03 — Case Studies
Selected work, in depth
Real problems I've owned in production — how I framed them, what I tried, and what actually shipped.
Case study 01
PICS — real-time voice monitoring with role-scoped compliance
Problem
Facilities needed a compliant way to monitor and audit prisoner calls in real time, with strict separation between Super Admin, Admin, and Prisoner roles — and reliable reporting for regulators.
Approach
- →Architected a multi-role platform on Next.js App Router with Server Components + SSR so first paint stays fast on the low-end devices used in the field.
- →Streamed calls live over WebSockets with Twilio voice integration; every action (call, role change, export) flows through an audit log.
- →Built an RBAC engine with granular permissions behind a JWT-secured REST API, with media on AWS S3 backed by MongoDB.
- →Designed accessible analytics dashboards with Recharts — date-range filtering, per-role views, and xlsx export for compliance reporting.
Outcome
Shipped a production-ready system with end-to-end TypeScript, audited access paths, and compliance-first UX — role separation, reporting, and real-time monitoring all in one surface.
Next.js (App Router)React 19TypeScriptWebSocketsTwilioNode.jsMongoDBAWS S3Recharts
Case study 02
Rendering 200K rows without dropping a frame
Problem
Analysts at IVP needed to scroll, sort, and filter 200K+ trading records in real time.
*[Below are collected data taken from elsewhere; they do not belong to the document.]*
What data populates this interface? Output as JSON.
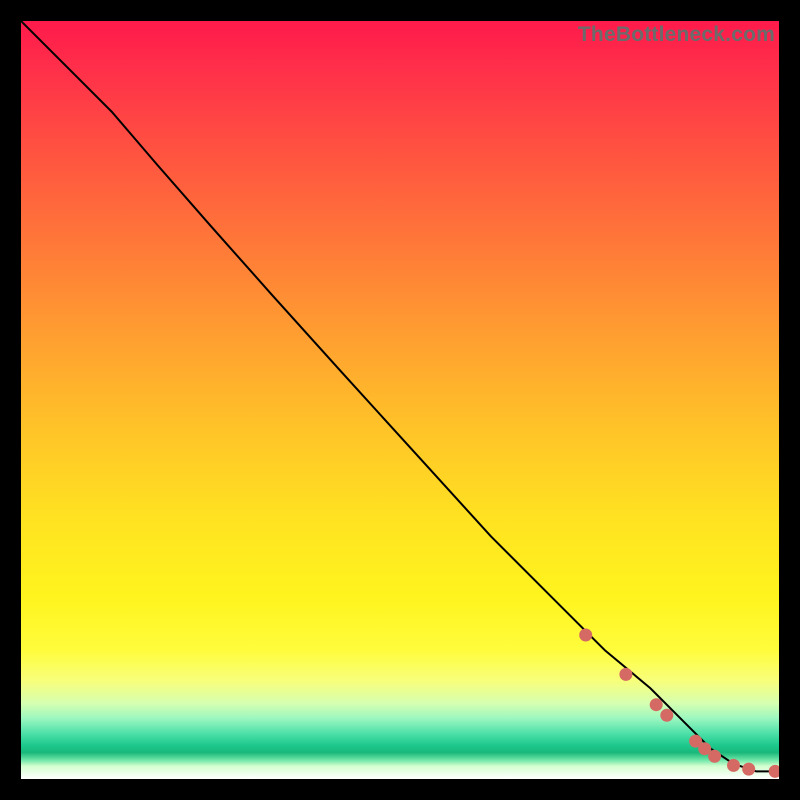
{
  "watermark": "TheBottleneck.com",
  "colors": {
    "dot": "#d46a63",
    "line": "#000000",
    "frame": "#000000"
  },
  "chart_data": {
    "type": "line",
    "title": "",
    "xlabel": "",
    "ylabel": "",
    "xlim": [
      0,
      100
    ],
    "ylim": [
      0,
      100
    ],
    "grid": false,
    "legend": false,
    "series": [
      {
        "name": "curve",
        "x": [
          0,
          3,
          7,
          12,
          18,
          25,
          33,
          42,
          52,
          62,
          70,
          77,
          83,
          88,
          91,
          94,
          97,
          100
        ],
        "y": [
          100,
          97,
          93,
          88,
          81,
          73,
          64,
          54,
          43,
          32,
          24,
          17,
          12,
          7,
          4,
          2,
          1,
          1
        ]
      }
    ],
    "markers": [
      {
        "kind": "segment",
        "x0": 63,
        "y0": 31.5,
        "x1": 68,
        "y1": 26.5
      },
      {
        "kind": "segment",
        "x0": 68.5,
        "y0": 25.5,
        "x1": 71.5,
        "y1": 22.5
      },
      {
        "kind": "segment",
        "x0": 72,
        "y0": 22,
        "x1": 73.5,
        "y1": 20.3
      },
      {
        "kind": "dot",
        "x": 74.5,
        "y": 19.0
      },
      {
        "kind": "segment",
        "x0": 75.5,
        "y0": 18.0,
        "x1": 78.5,
        "y1": 15.0
      },
      {
        "kind": "dot",
        "x": 79.8,
        "y": 13.8
      },
      {
        "kind": "segment",
        "x0": 80.5,
        "y0": 13.0,
        "x1": 82.5,
        "y1": 11.0
      },
      {
        "kind": "dot",
        "x": 83.8,
        "y": 9.8
      },
      {
        "kind": "dot",
        "x": 85.2,
        "y": 8.4
      },
      {
        "kind": "segment",
        "x0": 86.0,
        "y0": 7.6,
        "x1": 87.5,
        "y1": 6.3
      },
      {
        "kind": "dot",
        "x": 89.0,
        "y": 5.0
      },
      {
        "kind": "dot",
        "x": 90.2,
        "y": 4.0
      },
      {
        "kind": "dot",
        "x": 91.5,
        "y": 3.0
      },
      {
        "kind": "dot",
        "x": 94.0,
        "y": 1.8
      },
      {
        "kind": "dot",
        "x": 96.0,
        "y": 1.3
      },
      {
        "kind": "dot",
        "x": 99.5,
        "y": 1.0
      }
    ]
  }
}
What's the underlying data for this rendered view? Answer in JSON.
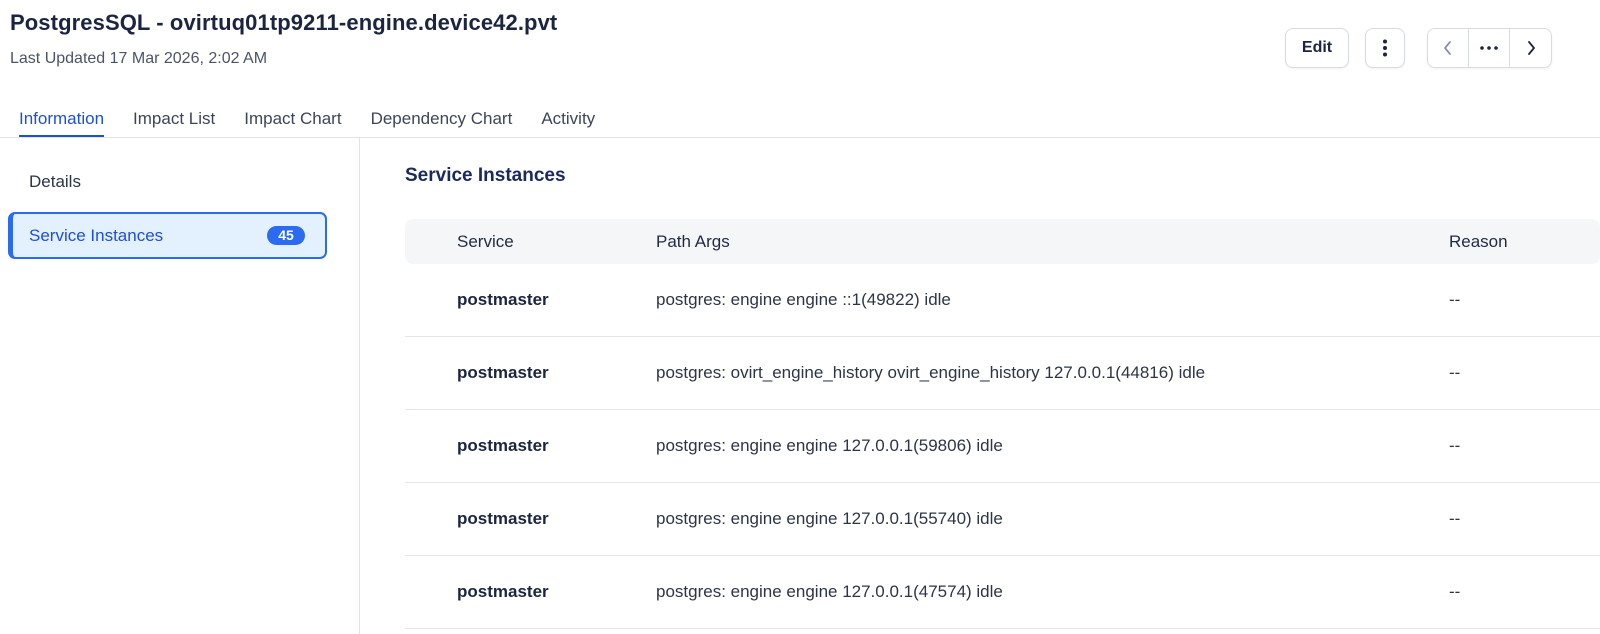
{
  "header": {
    "title": "PostgresSQL - ovirtuq01tp9211-engine.device42.pvt",
    "last_updated": "Last Updated 17 Mar 2026, 2:02 AM"
  },
  "actions": {
    "edit_label": "Edit",
    "more_icon": "vertical-ellipsis-icon",
    "prev_icon": "chevron-left-icon",
    "ellipsis_icon": "horizontal-ellipsis-icon",
    "next_icon": "chevron-right-icon"
  },
  "tabs": [
    {
      "label": "Information",
      "active": true
    },
    {
      "label": "Impact List"
    },
    {
      "label": "Impact Chart"
    },
    {
      "label": "Dependency Chart"
    },
    {
      "label": "Activity"
    }
  ],
  "sidebar": {
    "items": [
      {
        "label": "Details"
      },
      {
        "label": "Service Instances",
        "count": "45",
        "active": true
      }
    ]
  },
  "main": {
    "section_title": "Service Instances",
    "columns": {
      "service": "Service",
      "path_args": "Path Args",
      "reason": "Reason"
    },
    "rows": [
      {
        "service": "postmaster",
        "path_args": "postgres: engine engine ::1(49822) idle",
        "reason": "--"
      },
      {
        "service": "postmaster",
        "path_args": "postgres: ovirt_engine_history ovirt_engine_history 127.0.0.1(44816) idle",
        "reason": "--"
      },
      {
        "service": "postmaster",
        "path_args": "postgres: engine engine 127.0.0.1(59806) idle",
        "reason": "--"
      },
      {
        "service": "postmaster",
        "path_args": "postgres: engine engine 127.0.0.1(55740) idle",
        "reason": "--"
      },
      {
        "service": "postmaster",
        "path_args": "postgres: engine engine 127.0.0.1(47574) idle",
        "reason": "--"
      }
    ]
  },
  "colors": {
    "accent": "#1f4fd6",
    "badge": "#2a6bf0",
    "active_bg": "#e3f0fd"
  }
}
The legacy grid stalled the main thread for seconds and made bulk edits impractical.
Approach
- →Switched to AG Grid with row + column virtualization tuned to viewport height, not row count.
- →Pushed cell renderers behind React.memo and stable key generation to stop avoidable re-renders.
- →Moved derived calculations off the render path with useMemo + selector composition in Redux Toolkit.
- →Replaced eager fetches with lazy/paginated loading and deferred non-visible column hydration.
Outcome
60% improvement in interactive render performance, scrolling stayed at 60fps under full data load, and analysts could finally edit at the speed they thought.
ReactTypeScriptAG GridRedux ToolkitWebpack
Case study 03
From 0% to 90% test coverage in a live codebase
Problem
The platform had no automated tests when I joined. Every release was a vibe-check, and refactors were avoided because nothing would catch a regression.
Approach
- →Stood up Jest + React Testing Library and wired it into CI as a non-blocking signal first, then a gate.
- →Wrote tests around the highest-traffic flows before touching low-risk code, so coverage growth tracked actual confidence.
- →Built shared test utilities (render-with-providers, fixture factories) so new tests cost minutes, not hours.
- →Coached the team via PR reviews to make tests a default, not a chore.
Outcome
Reached 90% coverage with the team, unlocked safe refactors, and visibly cut the regression-bug rate per release.
JestReact Testing LibraryTypeScriptCI/CD
Case study 04
A component library that teams actually adopt
Problem
Multiple product teams were rebuilding the same buttons, modals, and form primitives — slightly differently each time. Design drift and bug duplication followed.
Approach
- →Defined strict TypeScript interfaces with discriminated unions so misuse fails at compile time, not runtime.
- →Kept the API surface small; favored composition over a wall of props.
- →Documented usage with copy-pasteable examples, not a 40-page wiki nobody reads.
- →Set up SonarQube gates and Jest snapshots so regressions in shared components surface in one PR review, not three sprints later.
Outcome
25% less duplicated UI code across teams and noticeably faster feature delivery on shared primitives.